Serge Guérin : En ce qui concerne la Corée du Sud, plusieurs facteurs entrent en jeu. Tout d'abord, le pays fait face à des défis démographiques majeurs. Nous y observons le taux de fécondité le plus bas au monde, avec une diminution significative au fil des décennies. Dans les années 50, ce taux était de 7 enfants par femme, et nous sommes désormais à seulement 0,67. Cette baisse compromet le renouvellement des générations, affectant également la dynamique des cotisations pour les retraites.

De plus, le système de solidarité en Corée du Sud est relativement récent, mis en place à la fin du XXe siècle, contrairement à des pays comme la France ou le Japon qui ont instauré des systèmes similaires bien plus tôt. Ce retard a conduit à des difficultés pour accumuler des fonds suffisants pour les retraites. Bien que la culture du travail soit très forte en Corée du Sud, les conditions de travail ne sont pas toujours optimales, ce qui se traduit par des rémunérations souvent insuffisantes.

Au Japon, les systèmes de retraite sont mieux organisés, mais ils ne sont pas exempts de défis. De nombreux Japonais continuent de travailler même après avoir officiellement pris leur retraite, ce qui complique la gestion des cotisations et des pensions. Ces personnes bénéficient souvent d'un mélange de revenus provenant de leur ancienne entreprise et de leur régime de retraite, mais ces allocations peuvent être inégalement réparties en fonction de leur parcours professionnel.

Dans les deux pays, la question de l'inégalité salariale et de la participation des femmes au marché du travail est préoccupante. Les femmes ont souvent des salaires inférieurs et sont moins susceptibles de déclarer leur travail, ce qui les expose à des difficultés financières accrues à l'approche de la retraite.



Comment ces pays luttent-ils contre la pauvreté des personnes âgées ? Quelles sont les mesures mises en place ?

Pour le Japon et la Corée du Sud, il est également fréquent que les individus continuent de travailler bien au-delà de cet âge : la moitié des personnes âgées en Corée du Sud et au Japon continuent de travailler après 65 ans, et une proportion significative, soit 33,5 % au Japon, travaillent même au-delà de 70 ans. Toujours au Japon, on compte encore plus de 11 % des plus de 75 ans qui sont en activité…

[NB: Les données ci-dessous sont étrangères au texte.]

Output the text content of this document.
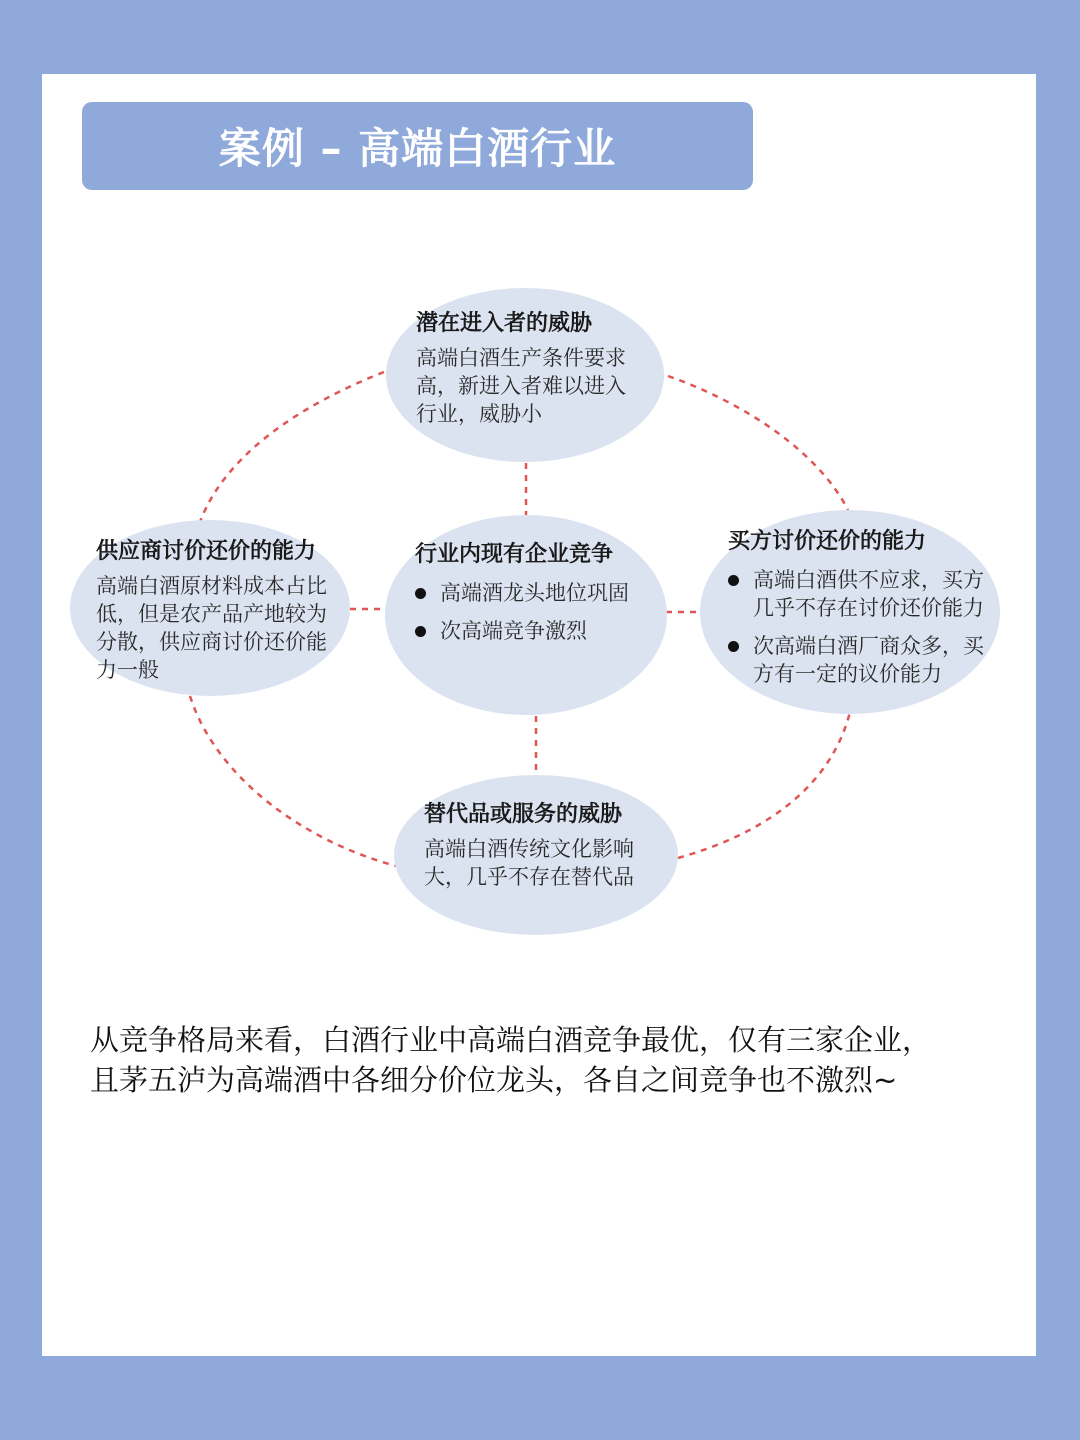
案例 – 高端白酒行业
潜在进入者的威胁
高端白酒生产条件要求高，新进入者难以进入行业，威胁小
供应商讨价还价的能力
高端白酒原材料成本占比低，但是农产品产地较为分散，供应商讨价还价能力一般
行业内现有企业竞争
高端酒龙头地位巩固
次高端竞争激烈
买方讨价还价的能力
高端白酒供不应求，买方几乎不存在讨价还价能力
次高端白酒厂商众多，买方有一定的议价能力
替代品或服务的威胁
高端白酒传统文化影响大，几乎不存在替代品
从竞争格局来看，白酒行业中高端白酒竞争最优，仅有三家企业，
且茅五泸为高端酒中各细分价位龙头，各自之间竞争也不激烈~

Les politiques japonaises permettent aux employés de travailler jusqu'à 70 ans, avec la possibilité pour les entreprises de les maintenir en poste au-delà de cet âge. Cette flexibilité contribue à financer le système de retraite et à fournir un soutien financier aux personnes âgées qui choisissent de rester actives sur le marché du travail. Notons qu’en France, la Caisse nationale d'assurance vieillesse et France Travail ont lancé une campagne d'information auprès des retraités pour les inciter à devenir agents de sécurité privée lors des Jeux olympiques de Paris.

De plus, des initiatives locales jouent un rôle très important dans la lutte contre la pauvreté des personnes âgées. Des mécanismes de recrutement temporaire, souvent organisés par des associations locales ou des municipalités, permettent de pourvoir rapidement des postes vacants, même avec des travailleurs âgés. Cette approche décentralisée est essentielle pour répondre aux besoins du marché du travail, en particulier dans des secteurs où la main-d'œuvre est nécessaire à court terme.

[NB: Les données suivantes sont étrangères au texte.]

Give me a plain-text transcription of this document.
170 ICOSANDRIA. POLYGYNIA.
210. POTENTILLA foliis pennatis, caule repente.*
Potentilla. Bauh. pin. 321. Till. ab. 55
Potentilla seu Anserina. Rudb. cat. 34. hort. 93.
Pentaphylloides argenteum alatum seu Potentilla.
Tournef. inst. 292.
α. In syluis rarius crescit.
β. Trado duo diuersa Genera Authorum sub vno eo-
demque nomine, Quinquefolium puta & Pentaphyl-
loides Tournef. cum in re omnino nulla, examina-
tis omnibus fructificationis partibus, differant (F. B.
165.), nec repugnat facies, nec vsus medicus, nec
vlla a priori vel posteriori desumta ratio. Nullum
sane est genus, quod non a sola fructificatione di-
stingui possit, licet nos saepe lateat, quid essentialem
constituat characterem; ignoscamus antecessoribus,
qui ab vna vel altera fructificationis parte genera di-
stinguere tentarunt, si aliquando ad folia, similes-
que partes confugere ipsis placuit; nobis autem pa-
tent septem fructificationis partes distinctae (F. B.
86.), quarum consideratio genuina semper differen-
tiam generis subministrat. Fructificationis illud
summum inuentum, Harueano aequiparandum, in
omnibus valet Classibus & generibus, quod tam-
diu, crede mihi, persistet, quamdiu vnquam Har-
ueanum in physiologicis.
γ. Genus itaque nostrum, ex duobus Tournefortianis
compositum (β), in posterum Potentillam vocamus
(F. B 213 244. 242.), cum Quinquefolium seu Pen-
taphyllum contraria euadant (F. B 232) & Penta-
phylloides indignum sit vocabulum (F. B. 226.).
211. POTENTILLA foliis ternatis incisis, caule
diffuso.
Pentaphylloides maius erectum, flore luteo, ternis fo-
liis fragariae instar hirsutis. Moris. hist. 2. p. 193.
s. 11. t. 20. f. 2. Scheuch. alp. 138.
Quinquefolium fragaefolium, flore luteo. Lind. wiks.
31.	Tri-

Comment pourrions-nous nous inspirer des mesures mises en place au Japon ou en Corée du Sud pour faire face à nos propres problématiques en matière de précarité des séniors ?

Une leçon à tirer des politiques menées dans ces pays, ainsi que dans les pays nordiques, est l'importance de la proximité dans la gestion de l'emploi et des besoins en main-d'œuvre. Plutôt que d'adopter une approche nationale uniforme, il serait judicieux de favoriser les initiatives locales qui permettent de mieux répondre aux besoins spécifiques des individus et des entreprises dans leur région.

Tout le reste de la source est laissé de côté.